There are companies who will still withhold payment even after a court judgment. When they do, you need an attorney who knows how to collect on a judgment.

Four steps to collecting on a judgment

There are four major steps to collecting after a Massachusetts court judgment:

  1. Get a writ of execution.
  2. Locate the debtor’s assets.
  3. Direct a deputy sheriff to seize the debtor’s non-exempt assets.
  4. Have the sheriff sell off the debtor’s non-exempt assets to satisfy the debt.

The first step is to get a writ of execution. This is a document from the court that allows an attorney to engage in post-judgment collection tactics such as property seizures.

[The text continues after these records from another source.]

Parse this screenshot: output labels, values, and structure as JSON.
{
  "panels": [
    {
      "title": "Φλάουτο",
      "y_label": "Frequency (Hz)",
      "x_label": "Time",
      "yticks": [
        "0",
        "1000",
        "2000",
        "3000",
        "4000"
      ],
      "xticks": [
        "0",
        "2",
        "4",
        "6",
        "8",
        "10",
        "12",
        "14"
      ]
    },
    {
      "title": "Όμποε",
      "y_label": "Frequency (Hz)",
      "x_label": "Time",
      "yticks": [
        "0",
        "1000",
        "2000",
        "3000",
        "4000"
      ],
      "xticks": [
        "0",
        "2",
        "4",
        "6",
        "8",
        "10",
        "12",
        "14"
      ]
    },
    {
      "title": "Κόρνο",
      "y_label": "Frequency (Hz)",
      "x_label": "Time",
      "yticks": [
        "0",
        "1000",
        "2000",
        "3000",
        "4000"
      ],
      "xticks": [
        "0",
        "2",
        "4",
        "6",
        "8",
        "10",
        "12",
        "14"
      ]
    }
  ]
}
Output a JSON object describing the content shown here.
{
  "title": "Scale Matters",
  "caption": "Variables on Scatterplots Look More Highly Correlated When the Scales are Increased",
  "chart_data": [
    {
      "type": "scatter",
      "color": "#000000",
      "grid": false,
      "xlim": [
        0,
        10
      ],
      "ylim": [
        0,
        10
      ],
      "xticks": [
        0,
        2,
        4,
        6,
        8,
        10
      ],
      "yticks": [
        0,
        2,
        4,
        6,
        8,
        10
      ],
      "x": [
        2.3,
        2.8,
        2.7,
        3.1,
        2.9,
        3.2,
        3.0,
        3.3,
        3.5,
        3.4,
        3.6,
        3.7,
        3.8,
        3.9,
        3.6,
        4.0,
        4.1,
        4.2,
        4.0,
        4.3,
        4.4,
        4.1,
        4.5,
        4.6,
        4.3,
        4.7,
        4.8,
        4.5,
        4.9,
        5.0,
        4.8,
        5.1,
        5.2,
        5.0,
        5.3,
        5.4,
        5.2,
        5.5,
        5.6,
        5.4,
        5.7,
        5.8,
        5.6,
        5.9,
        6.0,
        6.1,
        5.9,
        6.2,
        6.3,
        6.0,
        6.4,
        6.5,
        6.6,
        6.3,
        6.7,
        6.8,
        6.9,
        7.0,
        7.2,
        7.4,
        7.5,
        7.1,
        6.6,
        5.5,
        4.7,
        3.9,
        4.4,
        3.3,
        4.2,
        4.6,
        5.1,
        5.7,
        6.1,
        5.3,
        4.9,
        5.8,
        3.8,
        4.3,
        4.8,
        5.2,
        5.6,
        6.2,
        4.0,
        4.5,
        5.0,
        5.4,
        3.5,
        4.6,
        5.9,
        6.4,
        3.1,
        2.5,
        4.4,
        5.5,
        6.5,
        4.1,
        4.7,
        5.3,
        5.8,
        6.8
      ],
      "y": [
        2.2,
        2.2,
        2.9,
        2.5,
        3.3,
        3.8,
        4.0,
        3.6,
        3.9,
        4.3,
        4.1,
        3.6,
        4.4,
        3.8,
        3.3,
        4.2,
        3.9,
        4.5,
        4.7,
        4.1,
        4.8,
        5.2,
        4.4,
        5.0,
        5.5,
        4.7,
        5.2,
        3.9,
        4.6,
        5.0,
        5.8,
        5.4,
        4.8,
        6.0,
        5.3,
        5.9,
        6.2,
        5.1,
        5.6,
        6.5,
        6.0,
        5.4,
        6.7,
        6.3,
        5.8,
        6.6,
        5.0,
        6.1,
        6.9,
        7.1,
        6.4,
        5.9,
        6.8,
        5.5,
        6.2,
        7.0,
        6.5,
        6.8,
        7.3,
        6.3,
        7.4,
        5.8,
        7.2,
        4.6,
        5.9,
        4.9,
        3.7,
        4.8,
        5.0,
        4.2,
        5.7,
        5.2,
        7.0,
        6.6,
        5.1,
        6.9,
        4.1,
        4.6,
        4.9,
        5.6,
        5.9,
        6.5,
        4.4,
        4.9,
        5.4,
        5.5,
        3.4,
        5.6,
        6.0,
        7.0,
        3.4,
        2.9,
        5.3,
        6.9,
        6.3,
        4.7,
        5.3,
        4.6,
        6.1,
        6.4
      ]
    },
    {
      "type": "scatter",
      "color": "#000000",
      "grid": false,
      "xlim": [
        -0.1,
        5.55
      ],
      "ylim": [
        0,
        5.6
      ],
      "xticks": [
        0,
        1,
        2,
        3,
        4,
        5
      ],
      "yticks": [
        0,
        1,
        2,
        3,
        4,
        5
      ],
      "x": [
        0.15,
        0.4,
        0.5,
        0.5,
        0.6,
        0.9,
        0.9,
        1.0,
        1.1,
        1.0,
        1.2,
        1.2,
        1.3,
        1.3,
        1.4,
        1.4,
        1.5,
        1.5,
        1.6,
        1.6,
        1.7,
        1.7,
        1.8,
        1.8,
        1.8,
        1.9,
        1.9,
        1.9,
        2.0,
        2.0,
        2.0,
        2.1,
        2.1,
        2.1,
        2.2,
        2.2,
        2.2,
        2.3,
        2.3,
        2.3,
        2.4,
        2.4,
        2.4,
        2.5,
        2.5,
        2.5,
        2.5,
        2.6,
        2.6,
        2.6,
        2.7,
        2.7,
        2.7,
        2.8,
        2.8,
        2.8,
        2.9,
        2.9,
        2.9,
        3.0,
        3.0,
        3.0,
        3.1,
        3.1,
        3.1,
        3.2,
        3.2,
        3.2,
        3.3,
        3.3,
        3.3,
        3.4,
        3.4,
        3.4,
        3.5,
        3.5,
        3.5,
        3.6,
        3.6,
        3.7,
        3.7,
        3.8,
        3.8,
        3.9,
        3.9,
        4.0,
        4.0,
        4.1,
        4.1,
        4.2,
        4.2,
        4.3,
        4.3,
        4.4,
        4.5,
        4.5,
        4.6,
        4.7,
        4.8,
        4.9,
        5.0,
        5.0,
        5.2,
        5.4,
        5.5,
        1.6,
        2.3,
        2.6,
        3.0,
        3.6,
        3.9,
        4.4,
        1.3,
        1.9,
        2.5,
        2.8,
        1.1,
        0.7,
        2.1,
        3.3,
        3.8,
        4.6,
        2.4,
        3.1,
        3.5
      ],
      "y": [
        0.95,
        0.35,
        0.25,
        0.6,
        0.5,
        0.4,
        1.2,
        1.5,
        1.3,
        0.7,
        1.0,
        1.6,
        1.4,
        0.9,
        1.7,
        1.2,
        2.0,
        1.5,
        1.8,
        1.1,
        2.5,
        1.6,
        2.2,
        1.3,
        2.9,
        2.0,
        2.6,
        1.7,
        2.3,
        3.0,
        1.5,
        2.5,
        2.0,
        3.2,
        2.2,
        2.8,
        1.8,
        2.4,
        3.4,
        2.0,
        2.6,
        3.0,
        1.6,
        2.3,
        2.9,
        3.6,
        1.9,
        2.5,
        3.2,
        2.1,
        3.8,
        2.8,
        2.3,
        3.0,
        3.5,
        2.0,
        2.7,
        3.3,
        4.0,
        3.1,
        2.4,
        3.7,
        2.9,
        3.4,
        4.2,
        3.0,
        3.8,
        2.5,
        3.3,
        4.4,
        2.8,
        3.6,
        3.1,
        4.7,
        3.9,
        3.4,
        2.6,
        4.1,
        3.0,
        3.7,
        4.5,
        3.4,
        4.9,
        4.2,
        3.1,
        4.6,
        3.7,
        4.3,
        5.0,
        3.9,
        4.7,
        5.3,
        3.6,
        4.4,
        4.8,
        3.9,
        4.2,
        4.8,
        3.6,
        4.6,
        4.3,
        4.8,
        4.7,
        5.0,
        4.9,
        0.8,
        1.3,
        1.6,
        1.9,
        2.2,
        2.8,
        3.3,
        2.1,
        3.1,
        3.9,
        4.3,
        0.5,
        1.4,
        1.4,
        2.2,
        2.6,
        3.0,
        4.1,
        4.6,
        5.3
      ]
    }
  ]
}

The next step is generally to find the debtor’s assets. In Massachusetts, courts allow creditors with judgments in hand to bring an inquiry into the debtor’s assets. A knowledgeable attorney for a creditor can use this to locate all of the debtor’s assets that are located in Massachusetts, and potentially beyond.

Once your attorney knows where the assets are located, he or she can tell the local deputy sheriff to seize some or all of the debtor’s non-exempt assets, up to the amount that would be necessary to pay the judgment.

The final step is to have the county Sheriff sell the seized assets. Then, subject to certain statutory exemptions and the existence of any liens on the property, the money could be paid out to the creditor.

At the Law Offices of Alan M. Cohen & Associates LLC, we have more than 50 years of experience following this and other methods to collect business-to-business debt. We efficiently and effectively collect on debts throughout Massachusetts. Call 508-763-6604 or contact us by email to schedule an appointment.

Collecting on judgments from other states

When a debtor company has assets in more than one state, including Massachusetts, it is sometimes advantageous to collect against the Massachusetts assets. If you have a judgment from another state against a debtor who has assets in Massachusetts, it may be possible to “domesticate” that judgment.

Domestication of a judgment from another state allows that judgment to be enforced through the Massachusetts courts.

Domestication isn’t always the most efficient choice. Depending on the circumstances, it may be more favorable to file a new collection lawsuit in Massachusetts. This is because Massachusetts allows creditors to freeze the debtor’s non-exempt assets in advance, in some cases. This can prevent dissipation of the assets.